Materials and Methods

Cell lines and reagents

The thyroid cancer cell line OCUT1 was originally from Dr. Naoyoshi Onoda (Osaka City University Graduate School of Medicine, Osaka, Japan); K1 from Dr. David Wynford-Thomas (University of Wales College of Medicine, Cardiff, UK); BCPAP from Dr. Massimo Santoro (University of Federico II, Naples, Italy); SW1736 and Hth74 from Dr. N.E. Heldin (University of Uppsala, Uppsala, Sweden); FTC133 from Dr. Georg Brabant (University of Manchester, Manchester, UK); KAT18 from Dr. Kenneth B. Ain (University of Kentucky Medical Center, Lexington, KY), and WRO-82-1 from Dr. G. J. F. Juillard (University of California-Los Angeles School of Medicine, Los Angeles, CA). They were all grown at 37°C in RPMI 1640 medium with 5% human serum, except for FTC133 that was cultured with DMEM/HAM’S F-12 medium with 5% human serum. RDEA119 was obtained from Ardea Biosciences (San Diego, CA), and temsirolimus were obtained from Wyeth Pharmaceuticals (Madison, NJ). The cell culture medium and agents were replenished every 24 h during the treatment.

Western blotting analysis

Western blotting analysis was performed according to standard procedures as we described previously20. The antibodies used in the present study, including anti-phospho-ERK (Sc-7383), anti-ERK1 (Sc-94), anti-phospho-Akt (Sc-7985-R), anti-phospho-p70S6 Kinase (p70S6K) (Sc-7985-R), anti-actin (Sc-1616-R), HRP-conjugated anti-rabbit (Sc-2004), and HRP-conjugated anti-mouse (Sc-2005) IgG antibodies, were purchased from Santa Cruz (Santa Cruz, CA). The antigen-antibody complexes were visualized using the chemilucent ECL detection system (Amersham Pharmacia Biotech, Piscataway, NJ).

Cell proliferation assay

Cell proliferation assay was performed in triplicate for each experiment as previously described 20. Briefly, cells (800/well) were seeded into 96-well plates and treated with different drugs at indicated concentrations. After 5 days of treatments, cell culture was added with 10 μl of 5 mg/ml MTT [3-(4, 5-dimethylthiazolyl-2)-2, 5-diphenyltetrazolium bromide] and incubated for 4 h, followed by addition of 100 μl of 10% SDS solution and a further incubation overnight. The plates were read using the test wavelength of 570 nm and the reference wavelength of 670 nm. IC50 values were calculated using the Reed-Muench method.

Analysis of combined drug effects

Drug synergy was determined by the combination-index and isobologram analyses, which were generated according to the median-effect method of Chou and Talalay using the CalcuSyn software (Biosoft, Ferguson, MO) 21. The combination-index (CI) is a quantitative representation of the degree of drug interaction. On the basis of the dose-response curves using MTT assay for thyroid cancer cells treated with inhibitors, alone or combination, the CI values were generated over a range of fraction affected (Fa) levels from 5% – 95% growth inhibition.

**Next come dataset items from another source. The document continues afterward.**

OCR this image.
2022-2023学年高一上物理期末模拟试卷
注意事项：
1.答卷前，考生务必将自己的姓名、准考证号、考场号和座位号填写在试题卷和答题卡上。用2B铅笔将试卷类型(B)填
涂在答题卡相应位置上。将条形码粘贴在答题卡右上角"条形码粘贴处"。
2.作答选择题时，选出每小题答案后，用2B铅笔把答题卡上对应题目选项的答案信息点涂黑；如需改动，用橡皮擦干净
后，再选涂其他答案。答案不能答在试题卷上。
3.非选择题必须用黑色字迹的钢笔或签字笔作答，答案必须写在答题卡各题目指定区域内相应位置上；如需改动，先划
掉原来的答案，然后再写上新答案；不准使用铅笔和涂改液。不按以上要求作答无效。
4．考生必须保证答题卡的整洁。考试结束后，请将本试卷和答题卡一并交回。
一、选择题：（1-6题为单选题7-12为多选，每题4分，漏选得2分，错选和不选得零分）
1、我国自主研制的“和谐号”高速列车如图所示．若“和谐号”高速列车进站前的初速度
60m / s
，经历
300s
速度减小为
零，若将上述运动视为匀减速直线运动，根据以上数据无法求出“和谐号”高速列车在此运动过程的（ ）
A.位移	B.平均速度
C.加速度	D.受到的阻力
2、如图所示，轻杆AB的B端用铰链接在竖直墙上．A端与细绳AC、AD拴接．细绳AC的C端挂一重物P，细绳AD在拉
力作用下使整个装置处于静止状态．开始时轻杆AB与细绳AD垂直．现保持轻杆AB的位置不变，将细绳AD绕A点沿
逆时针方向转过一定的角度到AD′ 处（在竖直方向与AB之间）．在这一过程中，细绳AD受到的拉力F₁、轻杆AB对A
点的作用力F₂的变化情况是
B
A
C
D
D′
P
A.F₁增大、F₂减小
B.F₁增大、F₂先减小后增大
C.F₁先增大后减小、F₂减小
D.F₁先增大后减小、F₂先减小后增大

Synergism, additivity, and antagonism are defined as CI < 1, CI = 1, and CI > 1, respectively. The isobologram is formed by plotting the individual drug concentrations required to achieve 50% inhibitory effect on their respective x- and y- axes. A straight line connecting the two points is drawn and the concentration (combination data point) of the two drugs used in combination to achieve the 50% inhibitory effect is plotted on the isobologram. Combination data points that fall on the line represent an additive drug, whereas data points that fall below or above the line represent synergism and antagonism, respectively.

Cell autophagy analysis

Cells were transfected with GFP-LC3 expression plasmid EGFP-LC3B (Addgene Inc, Cambridge, MA). At 24 h after transfection, cells were treated with or without 1 μM RDEA19 and/or 100 nM temsirolimus for 48 h. Cells were then fixed with 4% paraformaldehyde and imaged using fluorescence microscopy. Hoechst 33342 counter-stain was used to identify cells with intact nuclei. Autophagy was reflected by GFP-LC3B redistribution to form puncta, which would represent the autophagic vacuoles. Cells with more than four GFP-LC3B puncta per cell were regarded as autophagic cells as described previously 22. Five random fields representing 200 GFP-LC3-positive cells were counted and the percentage of cells with punctuate staining was determined in three independent experiments 22. Microscope photos were captured using Spot image software (Diagnostic Instruments Inc., Sterling Heights, MI).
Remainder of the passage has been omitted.